Leg press setup
Sit in the machine with the back firmly against the pad. Place feet on the platform, shoulder width or slightly wider, mid-foot under the platform’s load line. Toes slightly turned outward.
Foot position changes muscle emphasis:
- High and wide: more glute and hamstring
- Low and narrow: more quad and adductor
- Standard mid-platform shoulder-width: balanced
Most lifters benefit from a standard mid-platform position for general training.
The press
Unlock the safety stops. Lower the platform by bending the knees until the knees track to roughly 90 degrees of flexion (or deeper if mobility allows without lower-back rounding).
Press the platform back up by extending the knees. Don’t lock the knees out hard at the top — stop just short of full extension.
Common faults
Lower-back lifting off the pad at the bottom: the lifter lacks hip mobility and the pelvis posteriorly tilts to keep going. Fix: stop the rep where the lower back stays flat against the pad. Range will improve over weeks.
Knees caving inward under load: caused by under-active glutes and adductor weakness. Fix: cue “push the knees out” through the rep, drop weight if needed.

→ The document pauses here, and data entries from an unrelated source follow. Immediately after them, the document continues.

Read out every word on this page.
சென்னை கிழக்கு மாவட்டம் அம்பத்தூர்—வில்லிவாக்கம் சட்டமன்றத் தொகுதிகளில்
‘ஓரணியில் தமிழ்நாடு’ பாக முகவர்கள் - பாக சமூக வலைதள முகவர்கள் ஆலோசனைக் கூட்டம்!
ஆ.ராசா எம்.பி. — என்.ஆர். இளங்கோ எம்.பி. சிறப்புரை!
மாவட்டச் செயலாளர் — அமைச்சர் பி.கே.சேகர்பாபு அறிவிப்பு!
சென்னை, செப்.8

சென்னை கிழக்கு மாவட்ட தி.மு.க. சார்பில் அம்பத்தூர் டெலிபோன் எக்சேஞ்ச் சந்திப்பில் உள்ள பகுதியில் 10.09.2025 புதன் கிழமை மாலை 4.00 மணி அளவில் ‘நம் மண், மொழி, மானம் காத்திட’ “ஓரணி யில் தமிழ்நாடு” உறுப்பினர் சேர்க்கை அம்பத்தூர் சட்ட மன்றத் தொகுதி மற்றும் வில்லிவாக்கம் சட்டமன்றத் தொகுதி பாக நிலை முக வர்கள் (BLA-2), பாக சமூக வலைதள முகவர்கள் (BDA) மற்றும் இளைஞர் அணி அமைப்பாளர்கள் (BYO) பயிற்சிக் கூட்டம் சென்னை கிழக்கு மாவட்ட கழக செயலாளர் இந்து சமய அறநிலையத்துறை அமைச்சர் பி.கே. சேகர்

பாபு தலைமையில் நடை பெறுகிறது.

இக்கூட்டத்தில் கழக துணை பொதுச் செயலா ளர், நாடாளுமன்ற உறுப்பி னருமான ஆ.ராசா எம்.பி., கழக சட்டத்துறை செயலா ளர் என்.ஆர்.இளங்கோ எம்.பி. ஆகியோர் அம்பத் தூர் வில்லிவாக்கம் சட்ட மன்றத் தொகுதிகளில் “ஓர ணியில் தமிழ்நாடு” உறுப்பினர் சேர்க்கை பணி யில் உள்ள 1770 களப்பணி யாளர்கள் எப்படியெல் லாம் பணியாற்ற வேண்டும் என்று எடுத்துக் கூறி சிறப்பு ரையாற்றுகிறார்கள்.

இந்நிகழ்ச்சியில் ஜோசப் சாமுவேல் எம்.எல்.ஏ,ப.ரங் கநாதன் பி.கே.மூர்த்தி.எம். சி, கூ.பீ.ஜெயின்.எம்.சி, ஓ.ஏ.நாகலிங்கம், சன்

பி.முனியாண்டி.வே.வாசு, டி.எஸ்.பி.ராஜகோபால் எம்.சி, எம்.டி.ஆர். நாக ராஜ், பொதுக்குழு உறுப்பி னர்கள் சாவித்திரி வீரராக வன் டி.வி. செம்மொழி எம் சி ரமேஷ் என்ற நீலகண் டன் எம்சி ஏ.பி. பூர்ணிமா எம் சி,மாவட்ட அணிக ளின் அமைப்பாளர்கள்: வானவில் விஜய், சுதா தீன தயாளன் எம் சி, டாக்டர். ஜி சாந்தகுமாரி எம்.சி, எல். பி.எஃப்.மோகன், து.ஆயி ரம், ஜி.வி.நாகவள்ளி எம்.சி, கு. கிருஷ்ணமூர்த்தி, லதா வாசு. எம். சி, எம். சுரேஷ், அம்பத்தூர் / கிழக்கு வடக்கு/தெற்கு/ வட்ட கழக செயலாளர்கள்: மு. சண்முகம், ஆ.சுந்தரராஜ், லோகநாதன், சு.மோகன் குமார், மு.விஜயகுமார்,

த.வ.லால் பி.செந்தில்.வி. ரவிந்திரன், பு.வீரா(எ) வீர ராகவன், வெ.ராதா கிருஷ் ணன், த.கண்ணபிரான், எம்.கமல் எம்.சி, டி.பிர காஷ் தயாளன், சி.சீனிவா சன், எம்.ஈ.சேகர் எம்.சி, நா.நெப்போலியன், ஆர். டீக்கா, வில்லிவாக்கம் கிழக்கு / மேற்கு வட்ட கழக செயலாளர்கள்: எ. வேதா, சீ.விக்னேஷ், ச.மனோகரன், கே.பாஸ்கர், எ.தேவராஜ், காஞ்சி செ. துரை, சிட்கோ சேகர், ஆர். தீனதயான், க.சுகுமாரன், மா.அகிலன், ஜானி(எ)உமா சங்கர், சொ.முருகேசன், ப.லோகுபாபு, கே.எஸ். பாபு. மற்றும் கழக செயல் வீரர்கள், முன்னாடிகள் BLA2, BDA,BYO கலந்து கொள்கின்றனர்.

Bouncing the platform off the safety stops: explosive bottom position with no control. Fix: controlled tempo, 2-second eccentric, brief pause.
Programming
The leg press is a strong hypertrophy tool, especially as a follow-up exercise after squats. The fixed movement path lets the lifter push closer to failure with less spinal load.
For hypertrophy: 3-4 sets of 8-15 reps at RPE 7-9. Higher rep ranges (15-20+) work well as a post-squat finisher.
For strength: less common; the leg press doesn’t transfer to free-weight squats as directly as many coaches assume.
When to swap
Lifters with knee discomfort under load can experiment with foot position (higher on the platform reduces knee shear) or swap to a hack squat or pendulum squat for similar pattern coverage with different joint angles.
Lifters at home without a leg press machine can substitute Bulgarian split squat or goblet squat at higher rep ranges.